In the SoMa neighborhood of San Francisco, the winds pick up off the waterfront, chilling a line of people waiting patiently to get their hot bowls of barbecue rib eye, chicken or spicy pork with kimchi fried rice. The breeze carries the smell of tantalizing grilled meat, teasing those shivering and salivating nearby.
Seoul on Wheels is not your typical lunch truck. Although it offers the usual array of fruit, chips and sodas and has that familiar spigot on the side of the truck that pours hot coffee, this restaurant on wheels specializes in Korean fare.
In a city famous for its international cuisine, Korean food is hard to come by. A few restaurants run along a strip in Japantown, which is nothing like the sprawling acreage of L.A.’s Koreatown that Julia Yoon, an Orange County native, grew up with.
The 37-year-old got the idea for her lunch truck some years ago when she first arrived in San Francisco. Lunch trucks featuring ethnic cuisine were commonplace. It didn’t take a genius to figure out that the formula of food on wheels could be applied to Korean barbecue. And Julia saw a way to fill a hole in the industry while also satisfying her own cravings. At first, however, she was wary of breaking into the food business.
“I don’t know sh-t about running a restaurant,” she explains, “but I like to eat.”
Six months ago she finally took her idea on the road.
Julia may not have invented the wheel, but she may have been the first to install a grill — instead of the usual griddle — inside a food truck. After all, she wanted to serve authentically grilled barbecue, and a giant frying pan simply wouldn’t do.
Already covered in the food section of the San Francisco Chronicle and posted all over Yelp! and other food blogs, Julia’s brainchild is keeping her busy and popular. In fact, her biggest stop was recently added to her route because the huge offices of AKQA, an interactive advertising company, invited her to park at 2nd and Townsend and feed its workers, many of whom are bored with the typical lunch fare.

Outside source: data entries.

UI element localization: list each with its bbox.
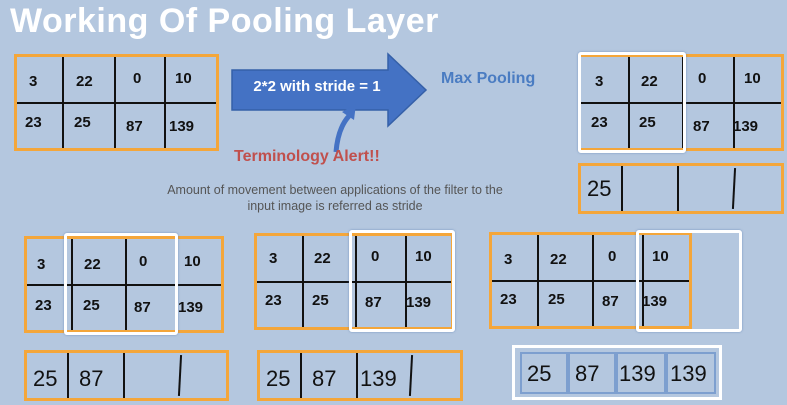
matrix-cell: 139 [733, 118, 759, 135]
output-value: 139 [619, 361, 656, 386]
matrix-cell: 10 [415, 248, 432, 265]
output-step-2: 25 87 [24, 350, 229, 401]
matrix-cell: 3 [29, 73, 38, 90]
matrix-cell: 0 [698, 70, 707, 87]
output-value: 25 [527, 361, 552, 386]
output-cell [568, 352, 616, 394]
grid-line [67, 353, 69, 398]
output-value: 87 [575, 361, 600, 386]
matrix-cell: 25 [312, 292, 329, 309]
grid-line [492, 280, 689, 282]
grid-line [408, 354, 414, 397]
matrix-cell: 23 [500, 291, 517, 308]
matrix-cell: 3 [595, 73, 604, 90]
matrix-cell: 0 [139, 253, 148, 270]
matrix-cell: 23 [591, 114, 608, 131]
input-matrix-2: 3 22 0 10 23 25 87 139 [578, 54, 784, 151]
pooling-window [349, 230, 455, 332]
output-cell [616, 352, 666, 394]
pooling-window [636, 230, 742, 332]
matrix-cell: 10 [744, 70, 761, 87]
input-matrix-3: 3 22 0 10 23 25 87 139 [24, 236, 224, 333]
matrix-cell: 139 [178, 299, 204, 316]
matrix-cell: 87 [134, 299, 151, 316]
matrix-cell: 23 [25, 114, 42, 131]
matrix-cell: 22 [84, 256, 101, 273]
page-title: Working Of Pooling Layer [10, 2, 439, 40]
matrix-cell: 10 [175, 70, 192, 87]
output-cell [520, 352, 568, 394]
matrix-cell: 22 [76, 73, 93, 90]
stride-label: 2*2 with stride = 1 [253, 78, 381, 95]
matrix-cell: 10 [652, 248, 669, 265]
output-value: 139 [670, 361, 707, 386]
grid-line [581, 102, 781, 104]
matrix-cell: 3 [504, 251, 513, 268]
matrix-cell: 87 [126, 118, 143, 135]
output-step-3: 25 87 139 [257, 350, 463, 401]
description-line-2: input image is referred as stride [247, 199, 423, 213]
output-value: 87 [312, 366, 337, 391]
output-step-1: 25 [578, 163, 784, 214]
matrix-cell: 22 [641, 73, 658, 90]
grid-line [621, 166, 623, 211]
matrix-cell: 23 [35, 297, 52, 314]
matrix-cell: 10 [184, 253, 201, 270]
matrix-cell: 0 [608, 248, 617, 265]
max-pooling-label: Max Pooling [441, 70, 536, 87]
right-arrow-icon [231, 52, 428, 128]
terminology-alert: Terminology Alert!! [234, 148, 380, 165]
description-line-1: Amount of movement between applications … [167, 183, 503, 197]
matrix-cell: 87 [693, 118, 710, 135]
input-matrix-5: 3 22 0 10 23 25 87 139 [489, 232, 692, 329]
matrix-cell: 22 [550, 251, 567, 268]
pooling-window [578, 52, 686, 153]
matrix-cell: 87 [602, 293, 619, 310]
matrix-cell: 25 [639, 114, 656, 131]
output-cell [666, 352, 716, 394]
grid-line [677, 166, 679, 211]
output-value: 25 [266, 366, 291, 391]
output-final: 25 87 139 139 [512, 345, 722, 400]
curved-up-arrow-icon [333, 104, 356, 153]
grid-line [17, 102, 216, 104]
grid-line [257, 281, 451, 283]
matrix-cell: 25 [548, 291, 565, 308]
matrix-cell: 25 [83, 297, 100, 314]
grid-line [123, 353, 125, 398]
output-value: 25 [33, 366, 58, 391]
input-matrix-1: 3 22 0 10 23 25 87 139 [14, 54, 219, 151]
output-value: 139 [360, 366, 397, 391]
matrix-cell: 139 [406, 294, 432, 311]
pooling-window [64, 233, 178, 335]
matrix-cell: 87 [365, 294, 382, 311]
matrix-cell: 0 [133, 70, 142, 87]
matrix-cell: 23 [265, 292, 282, 309]
output-value: 87 [79, 366, 104, 391]
matrix-cell: 0 [371, 248, 380, 265]
grid-line [356, 353, 358, 398]
grid-line [177, 354, 183, 397]
matrix-cell: 3 [269, 250, 278, 267]
output-value: 25 [587, 176, 612, 201]
grid-line [300, 353, 302, 398]
matrix-cell: 139 [642, 293, 668, 310]
matrix-cell: 22 [314, 250, 331, 267]
stride-description: Amount of movement between applications … [120, 182, 550, 214]
grid-line [27, 284, 221, 286]
matrix-cell: 25 [74, 114, 91, 131]
matrix-cell: 3 [37, 256, 46, 273]
matrix-cell: 139 [169, 118, 195, 135]
grid-line [731, 167, 737, 210]
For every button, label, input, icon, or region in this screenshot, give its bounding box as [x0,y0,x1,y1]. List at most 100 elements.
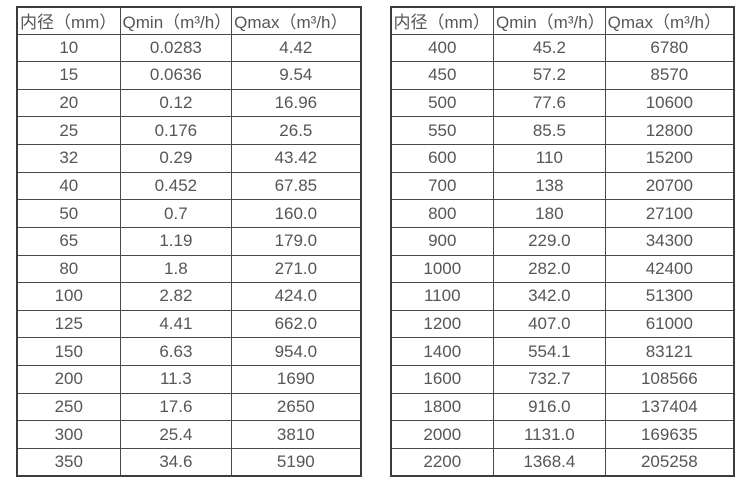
table-cell: 350 [16,447,121,477]
table-cell: 662.0 [231,309,361,339]
table-cell: 100 [16,282,121,311]
table-cell: 125 [16,309,121,339]
table-cell: 25 [16,116,121,145]
flow-rate-table-small-diameters: 内径（mm） Qmin（m³/h） Qmax（m³/h） 10 0.0283 4.42 1… [16,6,362,477]
table-cell: 4.41 [119,309,233,339]
column-header: Qmax（m³/h） [604,6,735,35]
table-cell: 108566 [604,365,735,394]
table-row: 1200 407.0 61000 [389,309,735,339]
table-cell: 2000 [389,420,495,449]
table-cell: 2650 [231,392,361,422]
table-row: 40 0.452 67.85 [16,171,361,201]
table-cell: 25.4 [119,420,233,449]
column-header: Qmin（m³/h） [493,6,606,35]
table-row: 2000 1131.0 169635 [389,420,735,449]
table-cell: 1800 [389,392,495,422]
table-cell: 500 [389,88,495,118]
table-cell: 6.63 [119,337,233,366]
table-cell: 732.7 [493,365,606,394]
table-cell: 282.0 [493,254,606,284]
table-cell: 1368.4 [493,447,606,477]
table-cell: 34.6 [119,447,233,477]
table-cell: 180 [493,199,606,228]
table-row: 15 0.0636 9.54 [16,61,361,90]
table-cell: 17.6 [119,392,233,422]
table-cell: 0.12 [119,88,233,118]
table-row: 80 1.8 271.0 [16,254,361,284]
table-row: 350 34.6 5190 [16,447,361,477]
table-cell: 0.7 [119,199,233,228]
table-row: 1800 916.0 137404 [389,392,735,422]
table-cell: 700 [389,171,495,201]
table-row: 150 6.63 954.0 [16,337,361,366]
table-cell: 138 [493,171,606,201]
table-row: 25 0.176 26.5 [16,116,361,145]
table-cell: 600 [389,144,495,173]
table-row: 65 1.19 179.0 [16,226,361,256]
table-cell: 1131.0 [493,420,606,449]
table-row: 100 2.82 424.0 [16,282,361,311]
table-cell: 26.5 [231,116,361,145]
table-cell: 40 [16,171,121,201]
table-cell: 42400 [604,254,735,284]
table-cell: 137404 [604,392,735,422]
table-row: 20 0.12 16.96 [16,88,361,118]
table-header-row: 内径（mm） Qmin（m³/h） Qmax（m³/h） [16,6,361,35]
table-cell: 16.96 [231,88,361,118]
table-cell: 150 [16,337,121,366]
table-row: 1100 342.0 51300 [389,282,735,311]
table-cell: 3810 [231,420,361,449]
table-cell: 550 [389,116,495,145]
table-row: 400 45.2 6780 [389,33,735,63]
table-row: 550 85.5 12800 [389,116,735,145]
table-row: 800 180 27100 [389,199,735,228]
table-cell: 10600 [604,88,735,118]
table-cell: 0.0636 [119,61,233,90]
table-cell: 250 [16,392,121,422]
table-cell: 0.452 [119,171,233,201]
table-cell: 80 [16,254,121,284]
table-cell: 424.0 [231,282,361,311]
table-cell: 271.0 [231,254,361,284]
table-cell: 2200 [389,447,495,477]
table-cell: 12800 [604,116,735,145]
table-cell: 51300 [604,282,735,311]
table-cell: 400 [389,33,495,63]
table-cell: 4.42 [231,33,361,63]
table-cell: 61000 [604,309,735,339]
table-row: 900 229.0 34300 [389,226,735,256]
table-row: 500 77.6 10600 [389,88,735,118]
table-cell: 45.2 [493,33,606,63]
table-cell: 6780 [604,33,735,63]
table-cell: 50 [16,199,121,228]
table-cell: 110 [493,144,606,173]
table-cell: 450 [389,61,495,90]
table-row: 600 110 15200 [389,144,735,173]
table-row: 1000 282.0 42400 [389,254,735,284]
table-row: 50 0.7 160.0 [16,199,361,228]
table-cell: 5190 [231,447,361,477]
table-row: 300 25.4 3810 [16,420,361,449]
table-header-row: 内径（mm） Qmin（m³/h） Qmax（m³/h） [389,6,735,35]
table-cell: 85.5 [493,116,606,145]
table-row: 700 138 20700 [389,171,735,201]
table-cell: 160.0 [231,199,361,228]
table-cell: 10 [16,33,121,63]
table-row: 125 4.41 662.0 [16,309,361,339]
table-cell: 1600 [389,365,495,394]
table-cell: 11.3 [119,365,233,394]
table-cell: 2.82 [119,282,233,311]
table-cell: 0.29 [119,144,233,173]
table-cell: 300 [16,420,121,449]
table-cell: 407.0 [493,309,606,339]
table-cell: 900 [389,226,495,256]
table-cell: 205258 [604,447,735,477]
table-row: 10 0.0283 4.42 [16,33,361,63]
flow-rate-table-large-diameters: 内径（mm） Qmin（m³/h） Qmax（m³/h） 400 45.2 6780 45… [389,6,735,477]
table-cell: 83121 [604,337,735,366]
table-cell: 229.0 [493,226,606,256]
table-cell: 15200 [604,144,735,173]
table-cell: 800 [389,199,495,228]
table-cell: 34300 [604,226,735,256]
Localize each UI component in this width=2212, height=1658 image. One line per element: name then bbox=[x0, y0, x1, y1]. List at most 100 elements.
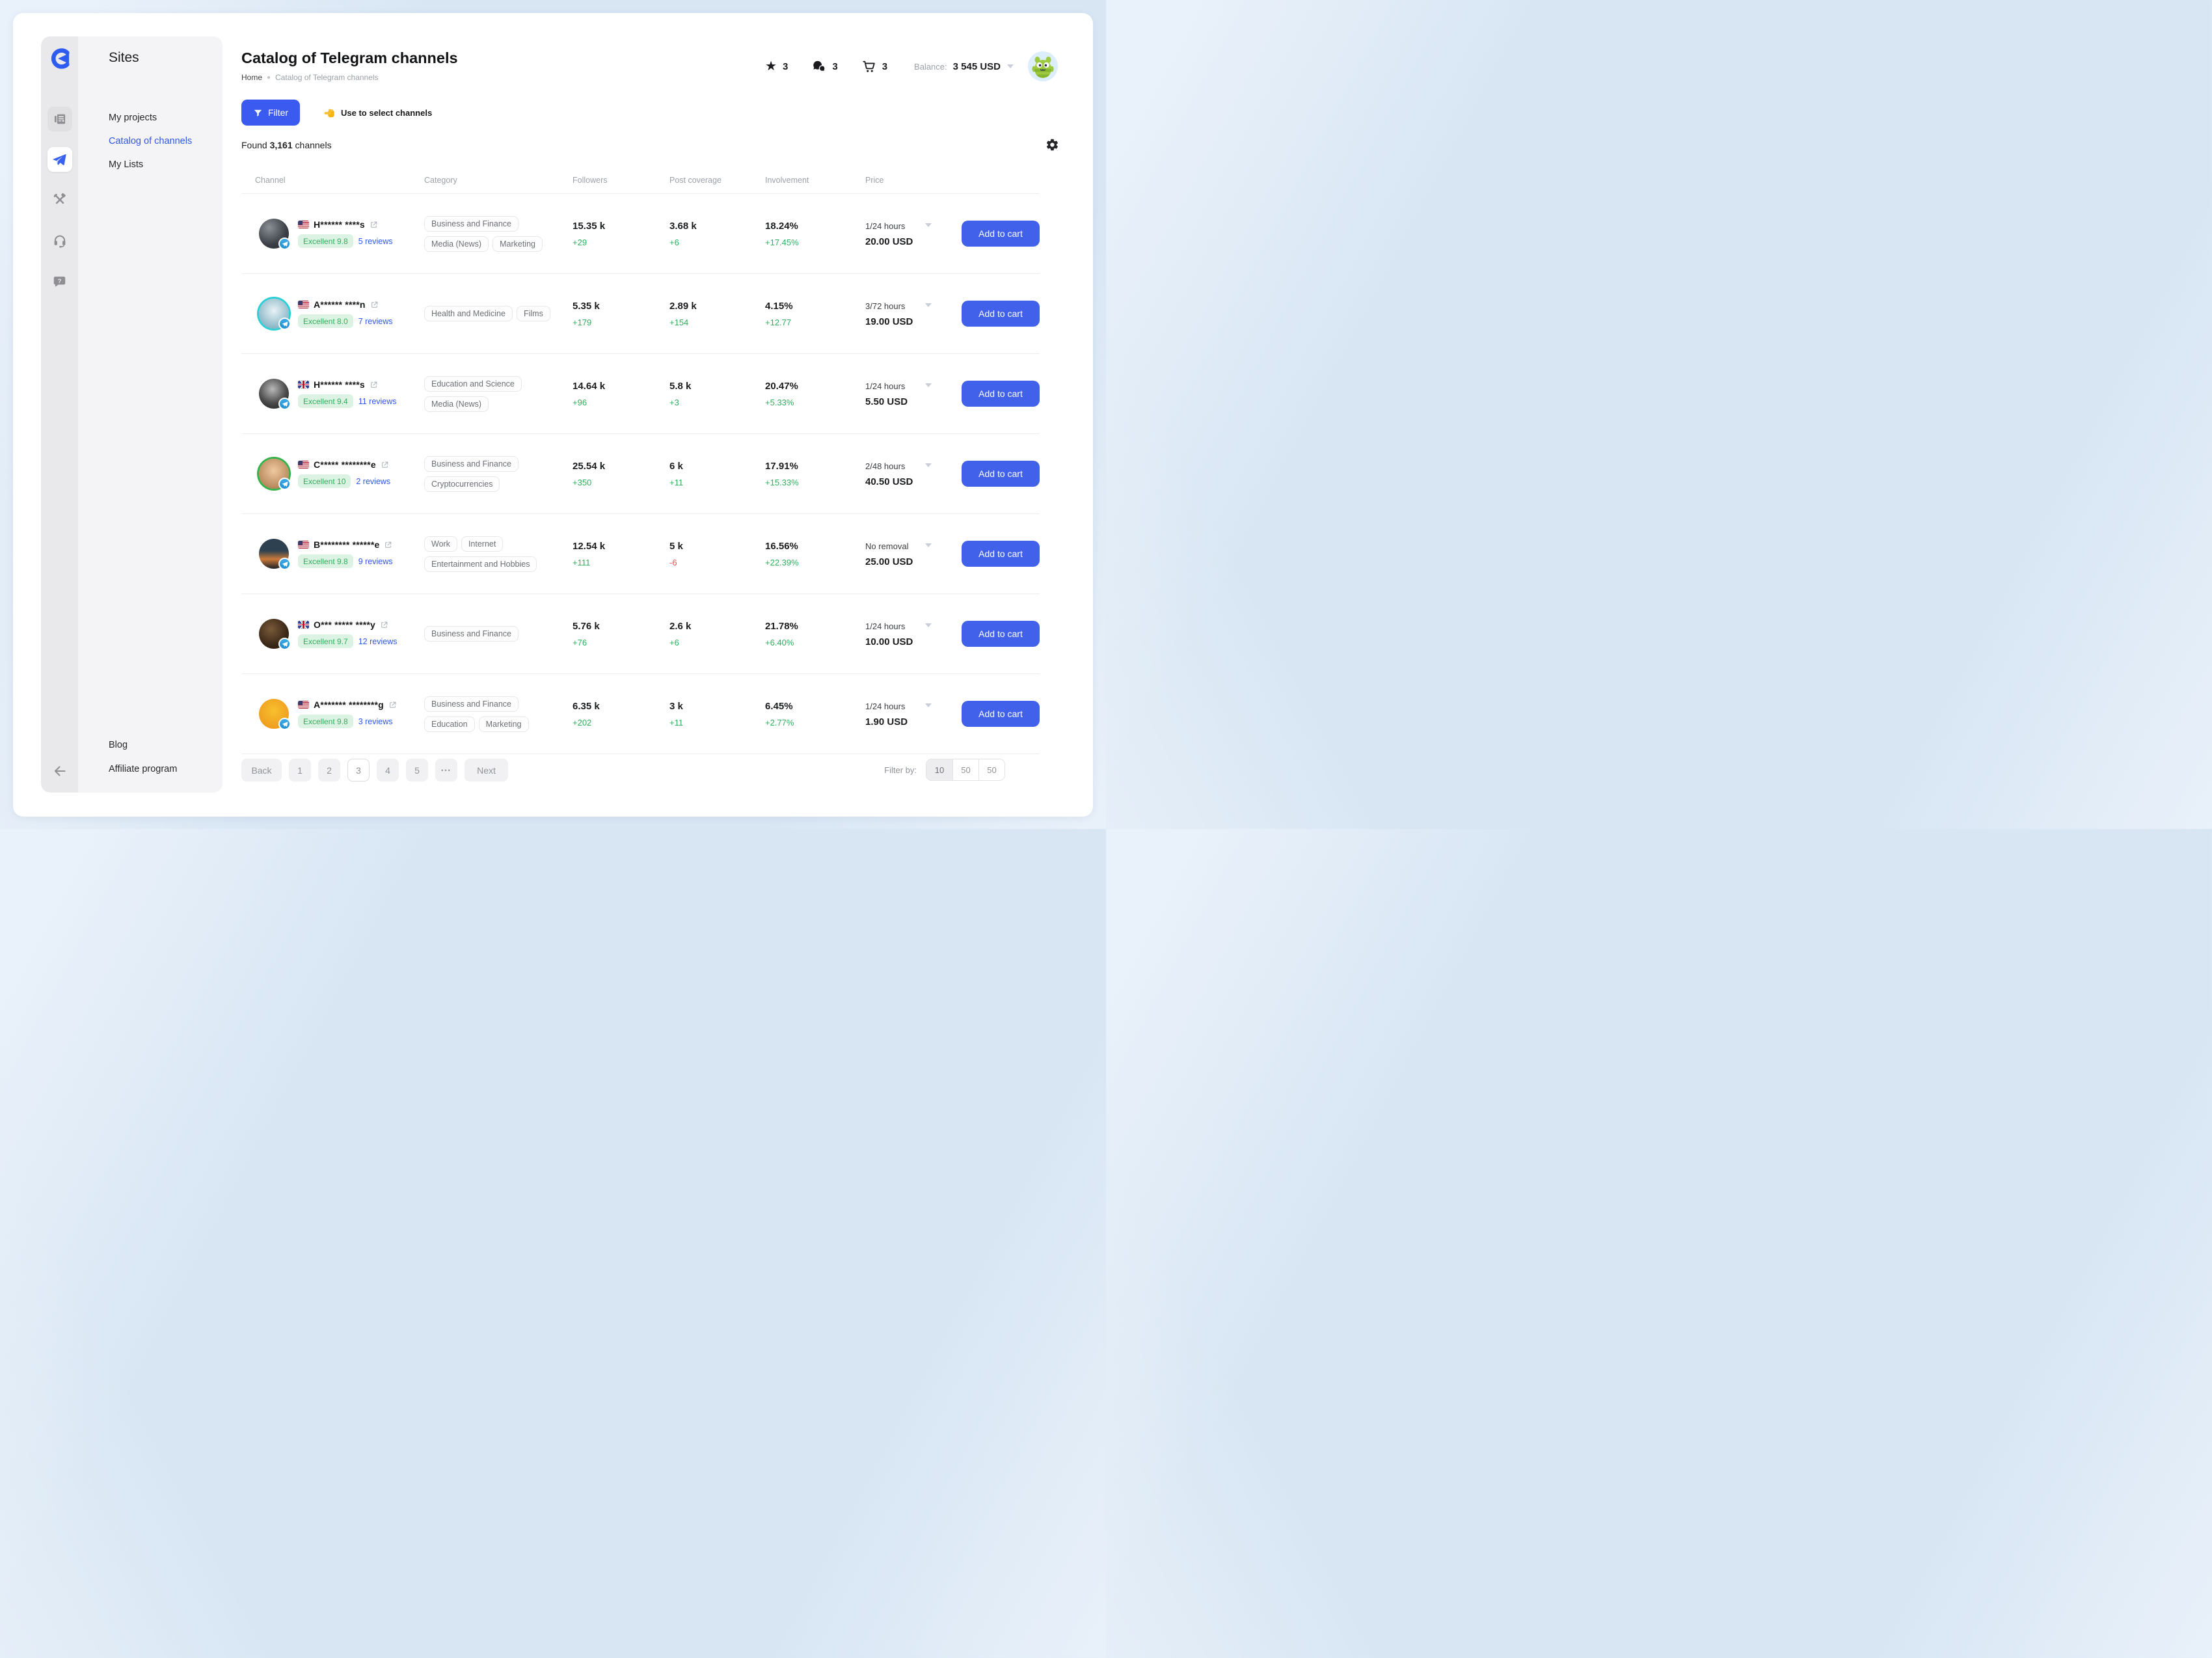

On this Tuesday afternoon, Julia has only been parked at AKQA a few minutes, but already the line snakes toward the end of the block. Some are first-timers, having been encouraged by co-workers. Some don’t know anything about Korean food. One guy even asks his buddies, “What’s kimchi?” After a pause, his friend replies: “I think it’s cabbage.”
It’s surprising that a city with a huge pan-Asian population and a varied culinary culture might find Korean food exotic and Seoul on Wheels a novelty. But Julia hopes by making the cuisine mobile, she’ll help make Korean food “as ubiquitous as Chinese or Japanese food.”
To do this, Julia — who calls herself the “BBQ Princess of Yoon, from the Province of Yummii” on her Web site — wakes up at 3:45 a.m., preps in a commercial kitchen, and reaches her first stop by 6:30 a.m. Seoul on Wheels makes seven stops in SoMa, and though she and her non-Korean chef, Julietta, can’t grill while in motion, they do cook all day whenever they can. Still, they always run out of food, and it’s not uncommon for Julia to call out to her long line of customers: “Sorry, we’re out of chicken, guys. But we still have spicy pork!”